ReadPaper Blog
GENEB: Why Genomic Models Are Hard to Compare
The paper introduces GENEB, a large-scale diagnostic benchmark for comparing genomic foundation models under a unified evaluation protocol. It addresses the fragmentation of genomic model evaluation by testing frozen representations from 40 models across 100 DNA classification tasks in 13 functional categories, showing that model rankings depend strongly on task category, architecture, tokenization, pretraining data, and scale.
Source: (none provided)

The Comparison Crisis
The paper argues that progress in genomic foundation models is difficult to assess because the field lacks a shared basis for comparison. Models such as DNA-GPT, GENOMEOCEAN, and EVO are often evaluated on different task sets, preprocessing pipelines, and reporting conventions, so claims of superiority are not necessarily comparable. The authors describe a fragmented comparison landscape in which published models are sparsely connected by common baselines, making it hard to determine whether apparent improvements reflect genuine progress. This evaluation gap becomes more consequential as genomic foundation models grow larger and claims about generality become broader. The paper’s central motivation is therefore methodological: genomic machine learning needs a controlled framework that can compare representations across models, tasks, and design choices.

Enter GENEB
GENEB is proposed as that framework: a benchmark evaluating frozen representations from 40 genomic foundation models on 100 DNA classification tasks spanning 13 functional categories. The benchmark is positioned as a diagnostic resource rather than a single-task contest, analogous in spirit to MTEB in natural language processing. Its design enables matched comparisons across model scale, architecture, tokenization, and pretraining data, which are otherwise confounded in cross-paper evaluations. The task coverage includes diverse functional categories such as histone modifications, lncRNA, splice sites, enhancers, promoters, transcription factor binding, DNA methylation, species classification, chromatin accessibility, and virus/phage-related prediction. By producing a complete performance matrix under one protocol, GENEB makes task-level trade-offs visible rather than hiding them behind an aggregate headline score.

How the Test Works
The methodology uses an embedding-based probing protocol to isolate the quality of frozen sequence representations. For each task, the paper extracts frozen embeddings from each genomic foundation model and trains a lightweight logistic regression classifier with a maximum of 1000 iterations.
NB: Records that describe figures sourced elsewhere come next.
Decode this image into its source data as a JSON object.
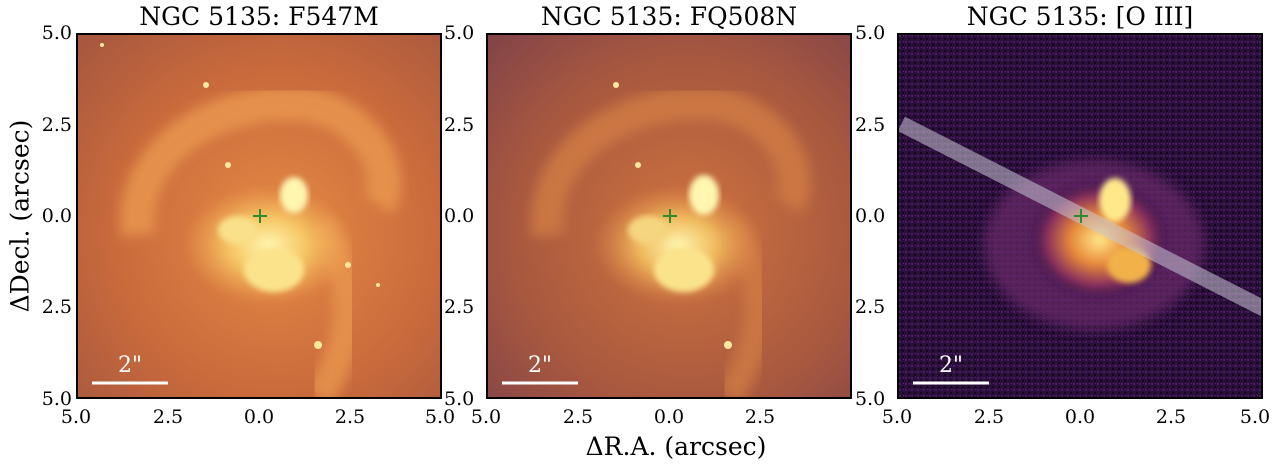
{
  "panels": [
    {
      "title": "NGC 5135: F547M",
      "style": "f547m",
      "scalebar": "2\""
    },
    {
      "title": "NGC 5135: FQ508N",
      "style": "fq508n",
      "scalebar": "2\""
    },
    {
      "title": "NGC 5135: [O III]",
      "style": "oiii",
      "scalebar": "2\""
    }
  ],
  "axes": {
    "xlabel": "ΔR.A. (arcsec)",
    "ylabel": "ΔDecl. (arcsec)",
    "xticks": [
      "5.0",
      "2.5",
      "0.0",
      "2.5",
      "5.0"
    ],
    "yticks": [
      "5.0",
      "2.5",
      "0.0",
      "2.5",
      "5.0"
    ]
  },
  "colors": {
    "f547m_bg": "#c96a3c",
    "fq508n_bg": "#a8583f",
    "oiii_bg": "#2a0f3c",
    "core": "#fff2a6",
    "marker": "#2e8b2e",
    "slit": "#c9c7d6"
  }
}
The evaluation includes 1-shot, 10-shot, and full-data regimes, allowing the benchmark to assess both low-data behavior and performance when all available training examples are used. Results are averaged over five fixed random seeds, specifically 13, 17, 42, 123, and 997, to reduce sensitivity to sampling variation. The paper reports Matthews Correlation Coefficient, a metric well suited to imbalanced genomic classification tasks, and subsamples tasks exceeding 100,000 sequences after an empirical stabilization analysis using GENOMEOCEAN embeddings.

What the Evidence Says
The paper’s evidence shows that aggregate genomic model leaderboards are unstable and that larger models are not uniformly better. Across the full benchmark, model size is associated with aggregate performance, with a Spearman correlation of 0.573 between log parameter count and macro-MCC, rising to 0.694 after excluding the prokaryotic-only EVO-1-131K outlier. Yet the authors find many cases where much smaller models outperform larger ones, including MUTBERT at 86M parameters exceeding ECDNAMAMBA at 537M parameters by 0.110 macro-MCC. Category-level scaling correlations vary substantially, from stronger associations in histone modifications, lncRNA, and splice sites to weaker or non-significant relationships in species classification and chromatin accessibility. Controlled comparisons also suggest that architecture and pretraining alignment can outweigh parameter count, with Transformer models outperforming the available matched Mamba model in the multi-species BPE setting and encoder models exceeding decoders across matched Transformer pairs in the reported analysis.

The Takeaway
The paper’s practical conclusion is that genomic foundation models should be selected with task category and evaluation protocol in mind rather than by a single overall ranking. GENEB exposes cases where aggregate macro-MCC, micro-MCC, few-shot behavior, architecture, and pretraining domain can point to different model choices. This matters for applications because a model that is strong on one functional category may be less appropriate for another, especially when cross-species generalization or domain mismatch is involved. The benchmark therefore reframes evaluation as a category-aware diagnostic process rather than a universal leaderboard. By planning public benchmark releases and hosted evaluations on Hugging Face, the authors position GENEB as shared infrastructure for more reproducible and principled comparison in genomic machine learning.